LHC, the Large Hadron Collider at CERN in Geneva, is the largest and most complex machine ever built by humans. While CERN is known as a user of AM for prototyping, only recently did the center start to look at AM for the actual production of parts. One of these parts is a set of 3D printed cooling pipes for the new scintillating fiber tracker, or LHCb SciFi Tracker. The highly specialized component was produced by 3D Systems, using DMP metal powder bed fusion 3D printing technology, and won the 2019 LHCb Industry Award.

The LHC is now in the midst of getting an upgrade during the so-called long shutdown period. The LHC Run 2 ended a year ago. The LHCb experiment has since been largely dismantled and an almost completely new detector is now under construction. LHCb stands for “Large Hadron Collider beauty” experiment. It is essentially a point along the 27 kilometers long accelerator where hadrons (“large” particles) collide and generate billions of much smaller, subatomic, particles (namely the “beauty Quarks” but many others as well). The LHCb captures the data relative to the collision to try to understand what happened, right after the Big Bang, when the Universe was born.

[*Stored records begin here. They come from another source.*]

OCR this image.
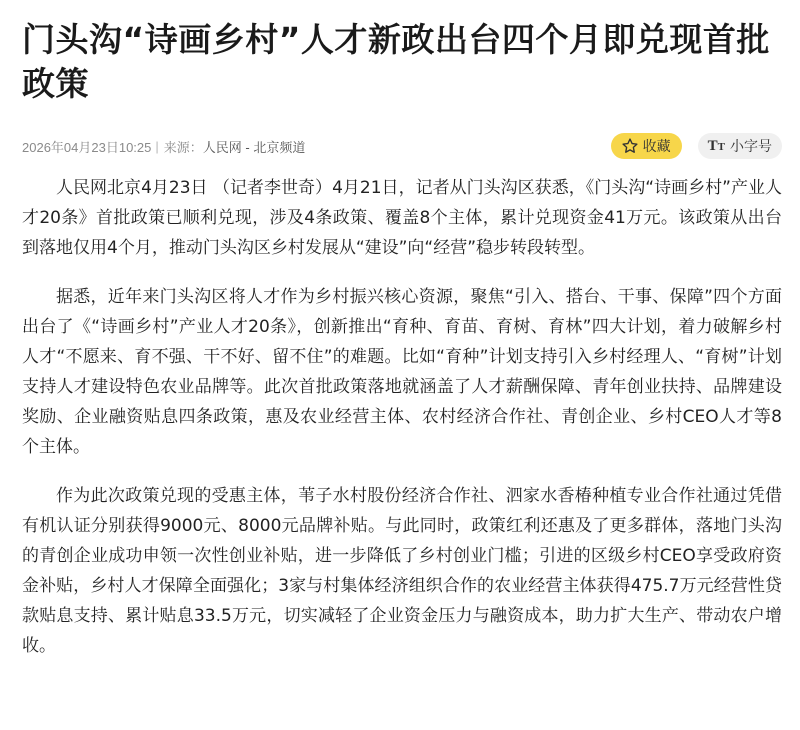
门头沟“诗画乡村”人才新政出台四个月即兑现首批政策
2026年04月23日10:25 | 来源： 人民网 - 北京频道	收藏 TT 小字号

人民网北京4月23日 （记者李世奇）4月21日，记者从门头沟区获悉，《门头沟“诗画乡村”产业人才20条》首批政策已顺利兑现，涉及4条政策、覆盖8个主体，累计兑现资金41万元。该政策从出台到落地仅用4个月，推动门头沟区乡村发展从“建设”向“经营”稳步转段转型。

据悉，近年来门头沟区将人才作为乡村振兴核心资源，聚焦“引入、搭台、干事、保障”四个方面出台了《“诗画乡村”产业人才20条》，创新推出“育种、育苗、育树、育林”四大计划，着力破解乡村人才“不愿来、育不强、干不好、留不住”的难题。比如“育种”计划支持引入乡村经理人、“育树”计划支持人才建设特色农业品牌等。此次首批政策落地就涵盖了人才薪酬保障、青年创业扶持、品牌建设奖励、企业融资贴息四条政策，惠及农业经营主体、农村经济合作社、青创企业、乡村CEO人才等8个主体。

作为此次政策兑现的受惠主体，苇子水村股份经济合作社、泗家水香椿种植专业合作社通过凭借有机认证分别获得9000元、8000元品牌补贴。与此同时，政策红利还惠及了更多群体，落地门头沟的青创企业成功申领一次性创业补贴，进一步降低了乡村创业门槛；引进的区级乡村CEO享受政府资金补贴，乡村人才保障全面强化；3家与村集体经济组织合作的农业经营主体获得475.7万元经营性贷款贴息支持、累计贴息33.5万元，切实减轻了企业资金压力与融资成本，助力扩大生产、带动农户增收。
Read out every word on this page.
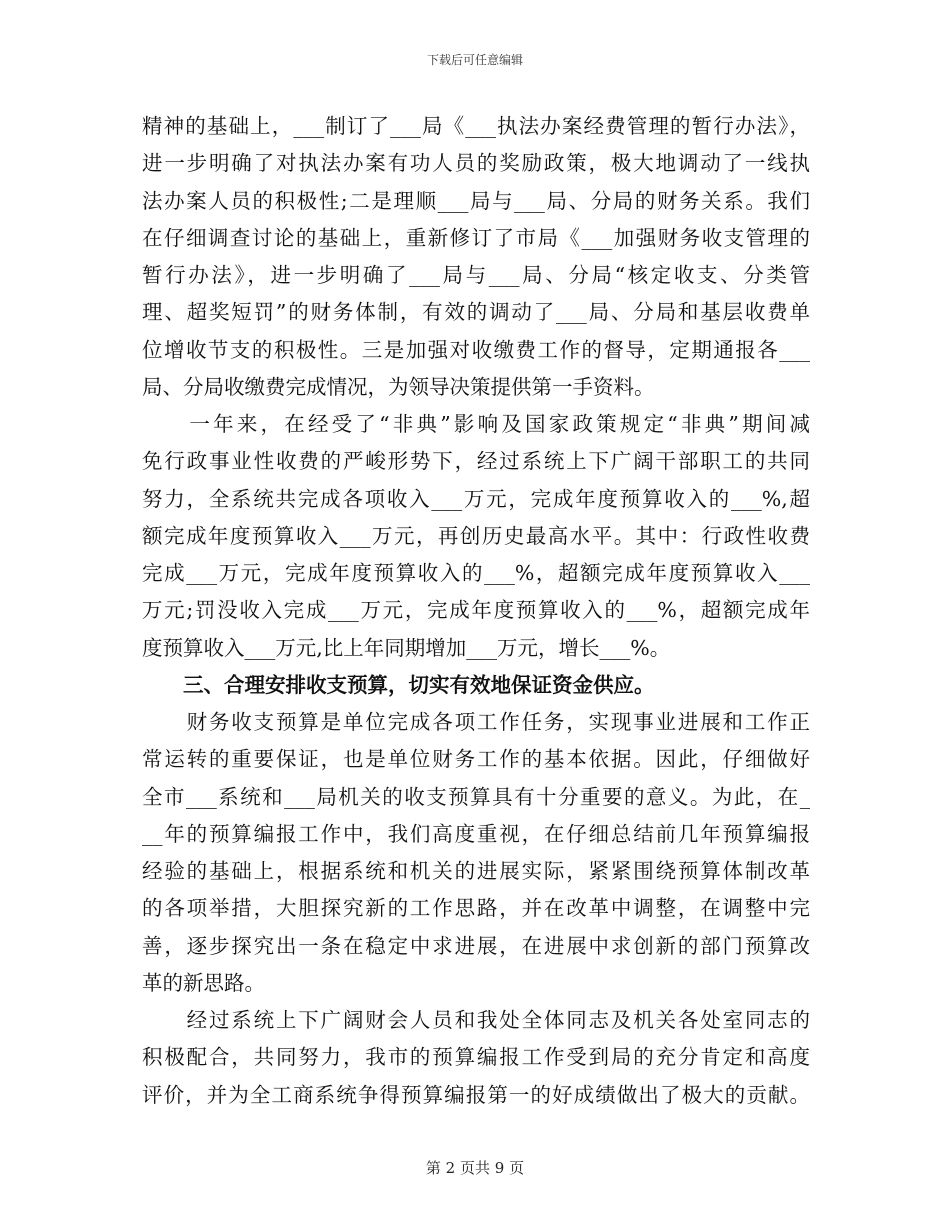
下载后可任意编辑
精神的基础上，___制订了___局《___执法办案经费管理的暂行办法》，
进一步明确了对执法办案有功人员的奖励政策，极大地调动了一线执
法办案人员的积极性;二是理顺___局与___局、分局的财务关系。我们
在仔细调查讨论的基础上，重新修订了市局《___加强财务收支管理的
暂行办法》，进一步明确了___局与___局、分局“核定收支、分类管
理、超奖短罚”的财务体制，有效的调动了___局、分局和基层收费单
位增收节支的积极性。三是加强对收缴费工作的督导，定期通报各___
局、分局收缴费完成情况，为领导决策提供第一手资料。
　　一年来，在经受了“非典”影响及国家政策规定“非典”期间减
免行政事业性收费的严峻形势下，经过系统上下广阔干部职工的共同
努力，全系统共完成各项收入___万元，完成年度预算收入的___%,超
额完成年度预算收入___万元，再创历史最高水平。其中：行政性收费
完成___万元，完成年度预算收入的___%，超额完成年度预算收入___
万元;罚没收入完成___万元，完成年度预算收入的___%，超额完成年
度预算收入___万元,比上年同期增加___万元，增长___%。
　　三、合理安排收支预算，切实有效地保证资金供应。
　　财务收支预算是单位完成各项工作任务，实现事业进展和工作正
常运转的重要保证，也是单位财务工作的基本依据。因此，仔细做好
全市___系统和___局机关的收支预算具有十分重要的意义。为此，在_
__年的预算编报工作中，我们高度重视，在仔细总结前几年预算编报
经验的基础上，根据系统和机关的进展实际，紧紧围绕预算体制改革
的各项举措，大胆探究新的工作思路，并在改革中调整，在调整中完
善，逐步探究出一条在稳定中求进展，在进展中求创新的部门预算改
革的新思路。
　　经过系统上下广阔财会人员和我处全体同志及机关各处室同志的
积极配合，共同努力，我市的预算编报工作受到局的充分肯定和高度
评价，并为全工商系统争得预算编报第一的好成绩做出了极大的贡献。
第 2 页共 9 页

A new LHCb will be inaugurated in 2021. Almost all LHCb’s sub-detectors will be replaced or upgraded during the ongoing LHC shut down and the newly upgraded detectors will profit from the most recent technological developments. These, of course, include metal 3D printing. LHCb physicists and engineers have been assisted in their effort by several firms that have collaborated closely with LHCb. Their contributions were crucial to ensure the successful upgrade of the experiment.

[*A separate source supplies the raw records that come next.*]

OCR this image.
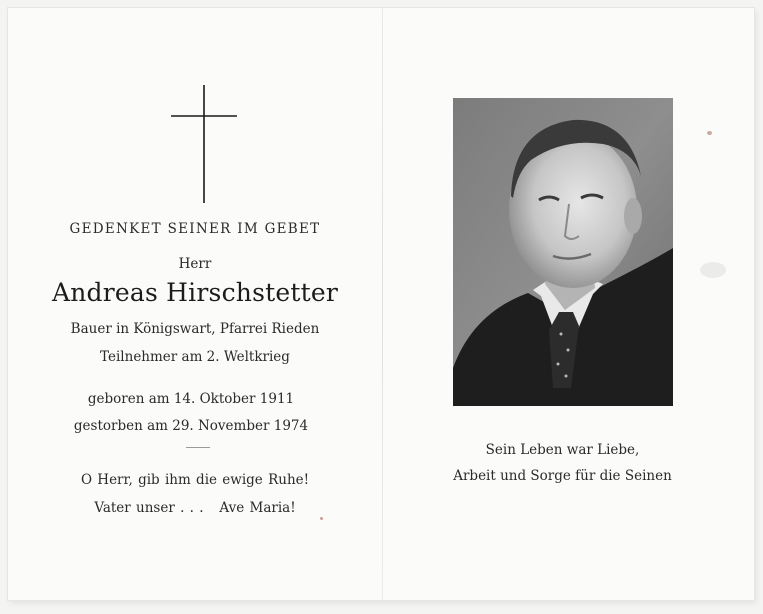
GEDENKET SEINER IM GEBET
Herr
Andreas Hirschstetter
Bauer in Königswart, Pfarrei Rieden
Teilnehmer am 2. Weltkrieg
geboren am 14. Oktober 1911
gestorben am 29. November 1974
O Herr, gib ihm die ewige Ruhe!
Vater unser . . .   Ave Maria!
Sein Leben war Liebe,
Arbeit und Sorge für die Seinen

The LHCb collaboration selected this year four of these companies, 3D Systems, Automation NV, LETI-3S and SOMACIS for the LHCb Industry Awards, and presented awards to these at a special ceremony which took place during the plenary collaboration meeting taking place at CERN.
3D Systems received the award for producing a set of thin 3D printed titanium bars with embedded cooling channels for the SciFi Tracker of the LHCb Detector. The challenge was to realize cooling pipes with a very complex shape in a tight space, very thin walls for thermal conductance, combined with very tight mechanical tolerances (50 microns flatness). These had to be divided into subsections to minimize the effect of different thermal expansion coefficients and needed to feature an effective “gluing” surface.
The scintillating-fiber tracker, SciFi, will be placed behind the dipole magnet of LHCb (see image above). The magnet is used to slow down the particles after a collision. By evaluating the trajectory of this slow-down, which varies depending on the particle’s size/energy (at this level it’s basically the same thing), a very powerful computer is able to identify each different particle. In the SciFi component, the scintillating fibres emit light when a particle interacts with them and the tiny amount of emitted light is collected by silicon photomultipliers (SiPM) that convert it to electrical signals. The SiPMs are operated at low temperatures, about -40°C, and are therefore attached to the cooling bars (as seen in the image below).